One of the most valuable aspects of Elastiflow’s hybrid motion is how the community edition functions as an inbound lead generation engine. Every download is a signal of intent. Every deployment is validation of need.

“We also have a good amount of inbound that we get through our website, through people that are downloading and trying our community edition,” Robert noted. This inbound flow creates pipeline without massive marketing spend.

Traditional enterprise software requires expensive demand generation—ads, events, content marketing—to create awareness and interest. Elastiflow’s community edition does this work by enabling prospects to self-identify through downloads.

The qualification happens automatically. If someone downloads the community edition, deploys it, and uses it actively, they’ve validated they have the problem and your solution works. That’s a far more qualified lead than someone who filled out a whitepaper download form.

When Sales Engages: The Trigger Points

The hybrid motion requires clear triggers for when sales should engage with self-service users. Engage too early and you create unwanted pressure. Engage too late and competitors may have already entered the conversation.

Elastiflow likely uses several engagement triggers: usage thresholds that indicate serious evaluation, feature requests that signal enterprise needs, multiple users from the same organization, questions about pricing or procurement, and explicit requests for sales conversations.

The key is making sales engagement feel helpful rather than pushy. When an engineer deploying across multiple clusters asks about scale limitations, sales engagement to discuss enterprise deployment makes sense. When someone just downloaded the product yesterday, a sales call feels premature.

The Long-term Advantage: Building Two Pipelines

Running hybrid motions creates strategic advantages beyond immediate revenue. You’re building two distinct pipeline sources that complement each other and reduce dependency on any single channel.

The PLG motion creates steady inbound flow from practitioners discovering and evaluating your technology. This pipeline compounds over time as word spreads through technical communities and more organizations adopt cloud-native infrastructure.

The enterprise motion creates targeted pipeline from accounts with significant budgets and strategic initiatives. This pipeline depends less on organic discovery and more on outbound efforts and relationship building.

Together, these pipelines provide resilience. If inbound slows, outbound compensates. If outbound struggles, inbound continues. The diversification matters more as you scale.

The Broader Pattern: Match Motion to Customer

What emerges from Elastiflow’s experience is a principle applicable beyond network observability: customer segments need different buying experiences, and forcing everyone through the same motion creates unnecessary friction.

Small teams and individual practitioners want minimal friction and self-service. Enterprise buyers want strategic conversations and executive engagement. Trying to serve both with a single motion means suboptimizing for everyone.

The hybrid approach requires more operational complexity—you’re running two playbooks simultaneously. But the payoff is reaching more customers effectively and converting them through their preferred buying journey.

For infrastructure founders, this pattern offers a path forward beyond the false PLG-versus-sales dichotomy.

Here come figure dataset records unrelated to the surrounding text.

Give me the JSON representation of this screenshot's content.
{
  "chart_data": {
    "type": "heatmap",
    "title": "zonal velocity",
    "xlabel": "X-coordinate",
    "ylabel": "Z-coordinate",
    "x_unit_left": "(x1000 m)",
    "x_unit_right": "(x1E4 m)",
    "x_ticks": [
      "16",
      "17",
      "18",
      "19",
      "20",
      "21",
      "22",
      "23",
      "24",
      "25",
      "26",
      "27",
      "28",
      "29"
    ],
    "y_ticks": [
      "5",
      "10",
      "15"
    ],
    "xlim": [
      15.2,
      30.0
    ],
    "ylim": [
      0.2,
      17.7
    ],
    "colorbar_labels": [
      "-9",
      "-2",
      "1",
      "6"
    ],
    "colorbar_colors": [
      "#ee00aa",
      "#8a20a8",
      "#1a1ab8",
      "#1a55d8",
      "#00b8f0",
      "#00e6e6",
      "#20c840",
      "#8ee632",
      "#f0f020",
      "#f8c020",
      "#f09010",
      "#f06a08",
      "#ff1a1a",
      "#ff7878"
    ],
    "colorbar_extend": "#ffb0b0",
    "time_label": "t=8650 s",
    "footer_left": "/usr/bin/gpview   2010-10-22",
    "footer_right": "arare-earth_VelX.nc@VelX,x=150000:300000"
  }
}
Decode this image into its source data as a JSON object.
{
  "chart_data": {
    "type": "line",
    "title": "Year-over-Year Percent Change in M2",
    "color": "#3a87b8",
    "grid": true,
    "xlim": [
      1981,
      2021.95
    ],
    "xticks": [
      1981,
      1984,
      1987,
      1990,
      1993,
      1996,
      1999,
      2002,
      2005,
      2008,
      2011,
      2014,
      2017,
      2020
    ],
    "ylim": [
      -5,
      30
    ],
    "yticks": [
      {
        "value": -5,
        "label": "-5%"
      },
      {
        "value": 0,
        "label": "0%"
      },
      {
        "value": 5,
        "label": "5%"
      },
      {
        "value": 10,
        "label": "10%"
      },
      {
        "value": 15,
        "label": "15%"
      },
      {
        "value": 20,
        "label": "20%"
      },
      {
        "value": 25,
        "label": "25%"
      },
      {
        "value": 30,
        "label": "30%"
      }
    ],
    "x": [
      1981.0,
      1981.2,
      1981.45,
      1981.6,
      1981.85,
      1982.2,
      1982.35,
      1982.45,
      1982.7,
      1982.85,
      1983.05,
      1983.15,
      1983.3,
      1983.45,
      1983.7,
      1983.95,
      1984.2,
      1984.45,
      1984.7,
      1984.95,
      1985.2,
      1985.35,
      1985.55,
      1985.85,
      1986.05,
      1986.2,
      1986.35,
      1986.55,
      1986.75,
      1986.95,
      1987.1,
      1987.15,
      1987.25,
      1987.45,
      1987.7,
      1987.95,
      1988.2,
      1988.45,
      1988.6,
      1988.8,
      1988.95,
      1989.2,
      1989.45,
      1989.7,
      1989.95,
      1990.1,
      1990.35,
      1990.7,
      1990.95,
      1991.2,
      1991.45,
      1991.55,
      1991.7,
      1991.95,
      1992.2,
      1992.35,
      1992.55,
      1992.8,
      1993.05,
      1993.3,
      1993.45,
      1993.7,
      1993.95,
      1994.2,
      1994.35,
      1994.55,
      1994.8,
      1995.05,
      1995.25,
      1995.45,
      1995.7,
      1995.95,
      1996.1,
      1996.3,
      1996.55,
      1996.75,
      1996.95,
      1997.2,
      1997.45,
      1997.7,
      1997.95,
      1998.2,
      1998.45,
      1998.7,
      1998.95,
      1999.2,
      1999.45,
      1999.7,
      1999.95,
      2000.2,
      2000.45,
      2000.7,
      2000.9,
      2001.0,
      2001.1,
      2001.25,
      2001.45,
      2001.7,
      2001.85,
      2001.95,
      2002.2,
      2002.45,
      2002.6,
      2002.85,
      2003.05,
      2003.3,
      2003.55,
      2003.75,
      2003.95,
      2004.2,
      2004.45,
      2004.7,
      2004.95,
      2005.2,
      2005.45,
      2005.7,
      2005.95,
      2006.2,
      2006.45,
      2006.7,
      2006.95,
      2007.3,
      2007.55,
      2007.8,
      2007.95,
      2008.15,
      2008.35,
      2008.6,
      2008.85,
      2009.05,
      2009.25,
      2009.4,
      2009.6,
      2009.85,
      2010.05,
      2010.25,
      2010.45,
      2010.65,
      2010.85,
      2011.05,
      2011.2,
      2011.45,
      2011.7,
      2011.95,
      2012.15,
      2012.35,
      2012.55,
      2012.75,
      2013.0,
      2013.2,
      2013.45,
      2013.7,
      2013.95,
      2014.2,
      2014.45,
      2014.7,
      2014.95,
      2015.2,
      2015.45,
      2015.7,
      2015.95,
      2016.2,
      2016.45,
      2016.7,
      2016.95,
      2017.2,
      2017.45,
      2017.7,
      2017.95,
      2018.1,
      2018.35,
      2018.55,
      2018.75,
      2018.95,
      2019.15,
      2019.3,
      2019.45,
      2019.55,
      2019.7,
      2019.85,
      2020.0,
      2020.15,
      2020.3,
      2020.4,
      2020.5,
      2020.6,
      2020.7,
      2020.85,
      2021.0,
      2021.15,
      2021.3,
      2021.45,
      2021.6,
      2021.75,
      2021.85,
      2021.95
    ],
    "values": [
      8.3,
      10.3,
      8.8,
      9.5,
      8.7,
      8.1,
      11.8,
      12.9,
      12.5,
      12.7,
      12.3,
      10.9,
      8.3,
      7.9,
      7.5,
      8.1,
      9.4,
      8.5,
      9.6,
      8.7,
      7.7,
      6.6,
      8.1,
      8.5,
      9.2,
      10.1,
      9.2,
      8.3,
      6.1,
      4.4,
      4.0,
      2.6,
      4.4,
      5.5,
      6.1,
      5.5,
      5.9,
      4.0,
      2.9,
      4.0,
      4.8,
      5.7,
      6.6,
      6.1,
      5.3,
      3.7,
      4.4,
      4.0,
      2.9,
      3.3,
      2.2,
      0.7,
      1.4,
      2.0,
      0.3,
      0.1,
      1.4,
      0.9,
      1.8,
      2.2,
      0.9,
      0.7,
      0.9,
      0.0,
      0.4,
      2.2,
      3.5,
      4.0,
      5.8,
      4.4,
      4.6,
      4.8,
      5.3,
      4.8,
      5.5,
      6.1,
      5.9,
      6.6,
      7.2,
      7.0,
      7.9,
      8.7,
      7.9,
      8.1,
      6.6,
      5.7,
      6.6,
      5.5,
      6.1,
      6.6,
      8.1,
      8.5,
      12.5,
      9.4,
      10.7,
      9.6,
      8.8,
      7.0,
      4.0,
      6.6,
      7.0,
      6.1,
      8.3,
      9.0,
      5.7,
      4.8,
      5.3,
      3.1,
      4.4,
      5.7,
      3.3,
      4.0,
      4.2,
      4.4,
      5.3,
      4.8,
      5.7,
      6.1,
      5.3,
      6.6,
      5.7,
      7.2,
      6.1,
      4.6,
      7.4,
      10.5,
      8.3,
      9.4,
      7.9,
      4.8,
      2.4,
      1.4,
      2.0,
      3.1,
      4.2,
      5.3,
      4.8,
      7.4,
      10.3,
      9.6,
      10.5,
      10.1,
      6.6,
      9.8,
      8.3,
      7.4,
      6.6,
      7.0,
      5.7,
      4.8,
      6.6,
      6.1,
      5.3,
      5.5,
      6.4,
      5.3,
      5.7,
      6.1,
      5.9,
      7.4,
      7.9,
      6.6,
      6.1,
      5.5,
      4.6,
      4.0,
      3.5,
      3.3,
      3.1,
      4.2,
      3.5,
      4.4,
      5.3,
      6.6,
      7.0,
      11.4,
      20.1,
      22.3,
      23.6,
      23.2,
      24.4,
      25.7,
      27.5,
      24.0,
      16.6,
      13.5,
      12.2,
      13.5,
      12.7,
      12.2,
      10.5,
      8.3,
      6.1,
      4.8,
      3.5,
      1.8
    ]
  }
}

Build self-service paths for technical validation and small deals. Layer enterprise sales for complex deployments and strategic accounts. Route prospects to the appropriate motion based on detectable signals.

Robert’s candor about running both motions simultaneously offers permission for other founders to stop choosing. “We’re primarily focused on direct selling. So we have an outbound motion. We also have a good amount of inbound that we get through our website, through people that are downloading and trying our community edition.”

The community edition creates inbound. Direct sales converts enterprise deals. Both motions coexist without conflict because they serve different purposes for different customers. That’s not compromise—it’s sophistication.